Unraveling hagfish slime

TL;DR

This study models the rapid unraveling of hagfish slime threads using viscous hydrodynamics, demonstrating that viscous drag can explain the quick deployment crucial for predator defense.

Contribution

It introduces a physical model showing viscous hydrodynamics as a key factor in slime unraveling, advancing understanding beyond chemical reaction explanations.

Findings

Unraveling occurs within hundreds of milliseconds under physiological conditions.

Pinned skeins unravel faster, aiding rapid deployment.

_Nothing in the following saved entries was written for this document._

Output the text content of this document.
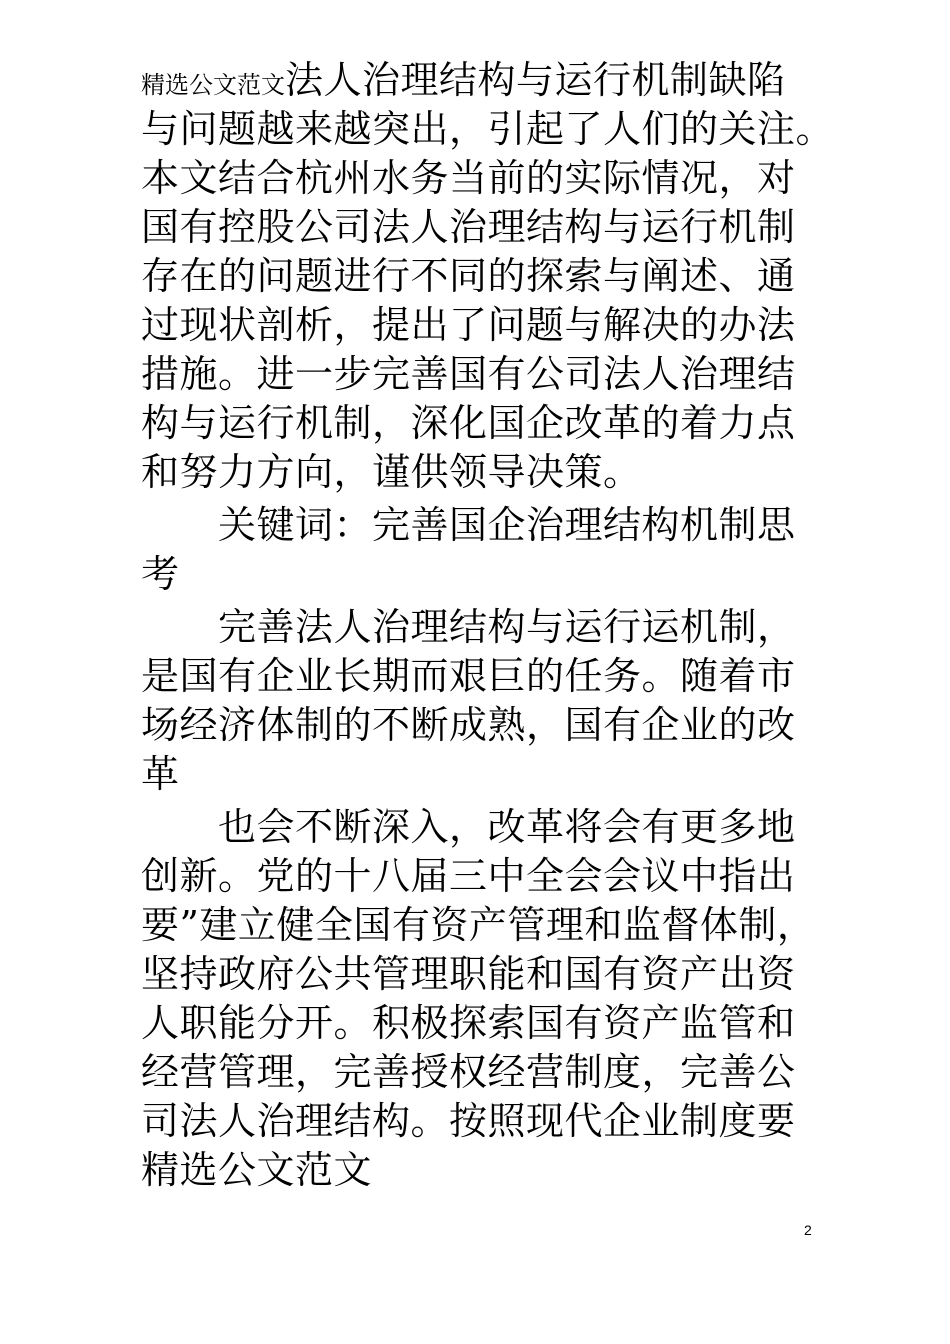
精选公文范文法人治理结构与运行机制缺陷
与问题越来越突出，引起了人们的关注。
本文结合杭州水务当前的实际情况，对
国有控股公司法人治理结构与运行机制
存在的问题进行不同的探索与阐述、通
过现状剖析，提出了问题与解决的办法
措施。进一步完善国有公司法人治理结
构与运行机制，深化国企改革的着力点
和努力方向，谨供领导决策。
关键词：完善国企治理结构机制思
考
完善法人治理结构与运行运机制，
是国有企业长期而艰巨的任务。随着市
场经济体制的不断成熟，国有企业的改
革
也会不断深入，改革将会有更多地
创新。党的十八届三中全会会议中指出
要”建立健全国有资产管理和监督体制，
坚持政府公共管理职能和国有资产出资
人职能分开。积极探索国有资产监管和
经营管理，完善授权经营制度，完善公
司法人治理结构。按照现代企业制度要
精选公文范文
2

The model provides a framework for future experimental validation.

Abstract

Hagfish slime is a unique predator defense material containing a network of long fibrous threads each ~ 10 cm in length. Hagfish release the threads in a condensed coiled state known as thread cells, or skeins (~ 100 microns), which must unravel within a fraction of a second to thwart a predator attack. Here we consider the hypothesis that viscous hydrodynamics can be responsible for this rapid unraveling, as opposed to chemical reaction kinetics alone. Our main conclusion is that, under reasonable physiological conditions, unraveling due to viscous drag can occur within a few hundred milliseconds, and is accelerated if the skein is pinned at a surface such as the mouth of a predator. We model a single thread cell unspooling as the fiber peels away due to viscous drag. We capture essential features by considering one-dimensional scenarios where the fiber is aligned with streamlines in either uniform flow or uniaxial extensional flow. The peeling resistance is modeled with a power-law dependence on peeling velocity. A dimensionless ratio of viscous drag to peeling resistance appears in the dynamical equations and determines the unraveling timescale. Our modeling approach is general and can be refined with future experimental measurements of peel strength for skein unraveling. It provides key insights into the unraveling process, offers potential answers to lingering questions about slime formation from threads and mucous vesicles, and will aid the growing interest in engineering similar bioinspired material systems.